Even something as simple as a winch-operated lift.The fact that it took me over 20 hours to make the Death Star, all in all—spread out over two weekends—might seem like it’s far too much effort for a Lego set. But it was these moments of cleverness, how the thing you had no idea what you were building was meant to be until finally slots into a larger whole, that made that time feel well spent. The other bit that made it worth it, unsurprisingly, was the cavalcade of delightful Star Wars characters you got to populate the Death Star with once you’d finally put it together. Witness the firepower, etc. etc. No Lego Star Wars set is really complete without minifigures, and the Death Star doesn’t skimp on them, either. Aside from little brick-built bonuses like a mouse droid or the dianoga, it comes with 25 figures. You get your heroes... Look at that fabulous head of hair on Han Solo. A whole swathe of figures specific to Return of the Jedi for the Emperor’s throne room...

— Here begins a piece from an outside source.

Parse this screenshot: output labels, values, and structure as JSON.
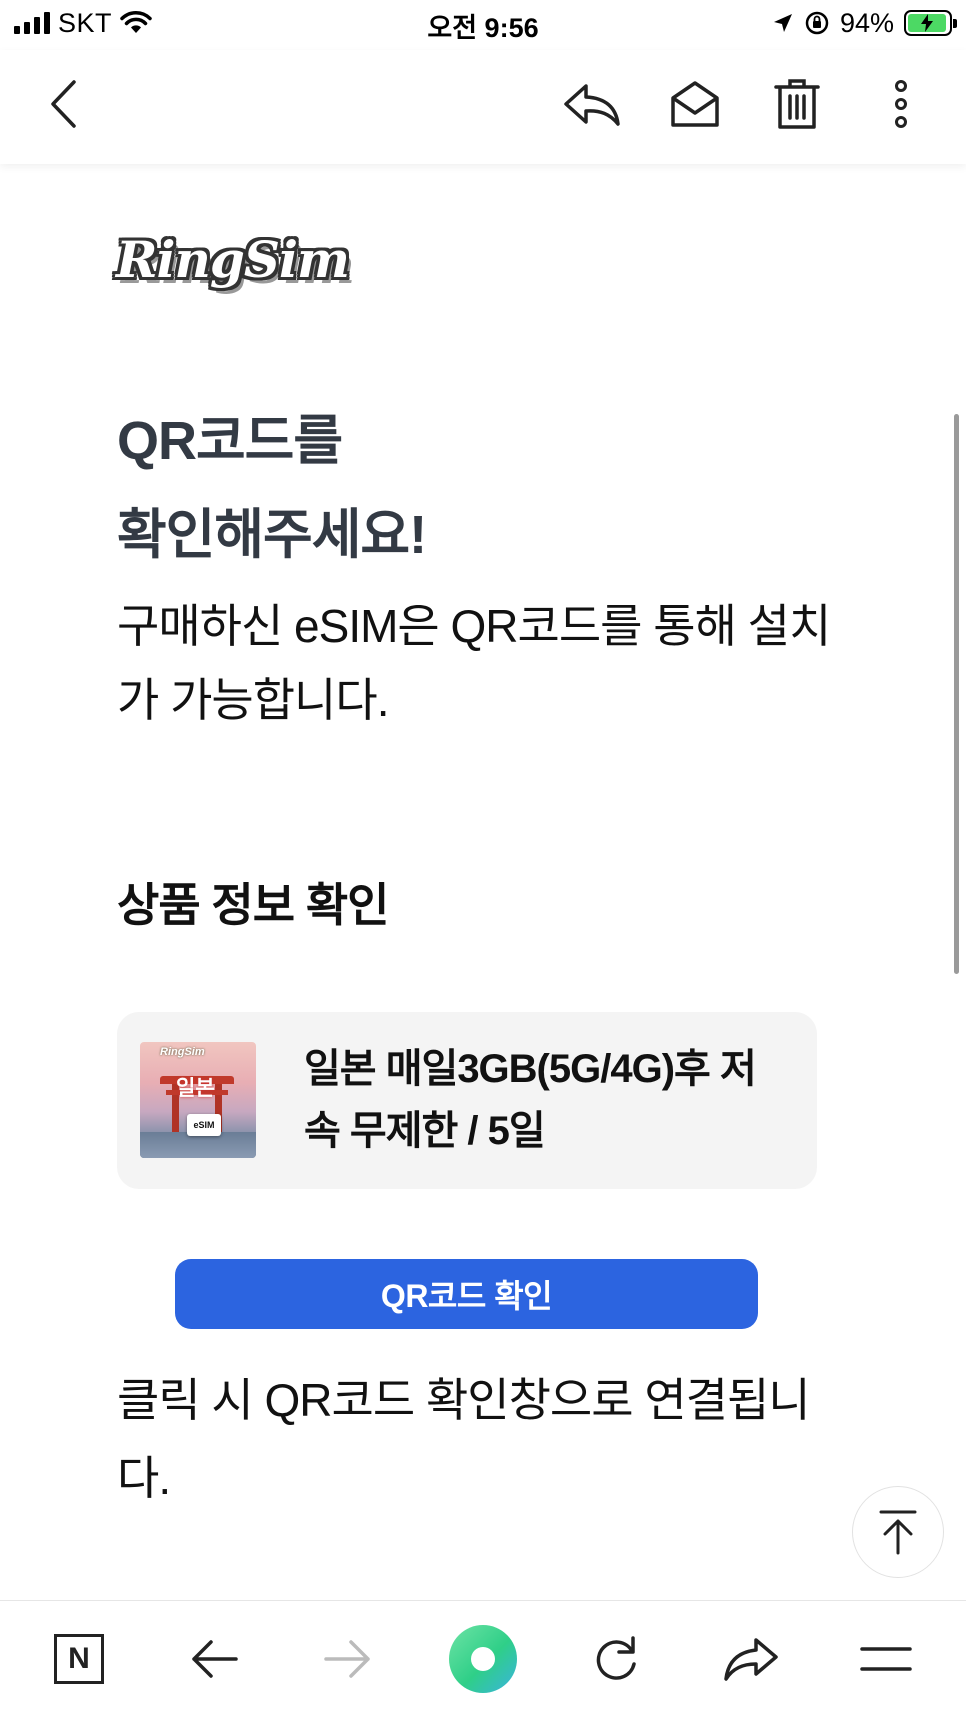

I swear that’s Grand Moff Tarkin in the middle, not a very confused Lego Twelfth Doctor. Stormtroopers—two of which are Han and Luke in disguise, which have spare helmets to turn into normal troopers... Sterner face, same majestic Han Solo hair. And, perhaps coolest of all, some extra Death Star personnel—Gunners and officers you can flesh out the generic areas of the playset with, whether its preparing to fire the superlaser, or standing around a briefing room: The helmets on these guys are spectacular. While they’re all delightful figures on their own, like the Death Star itself, it’s only when the whole thing comes together that they truly shine. The Death Star is an amazing model on its own, but when you start fiddling with all the figures and mucking about with the actual playset elements of it all, it becomes more enjoyable than you could have possibly imagined. If you love Star Wars and you love Lego, and have got the time (and space) to dedicate to it, there’s not an exhaust port’s of weakness in sight on a battle station as wonderful as this.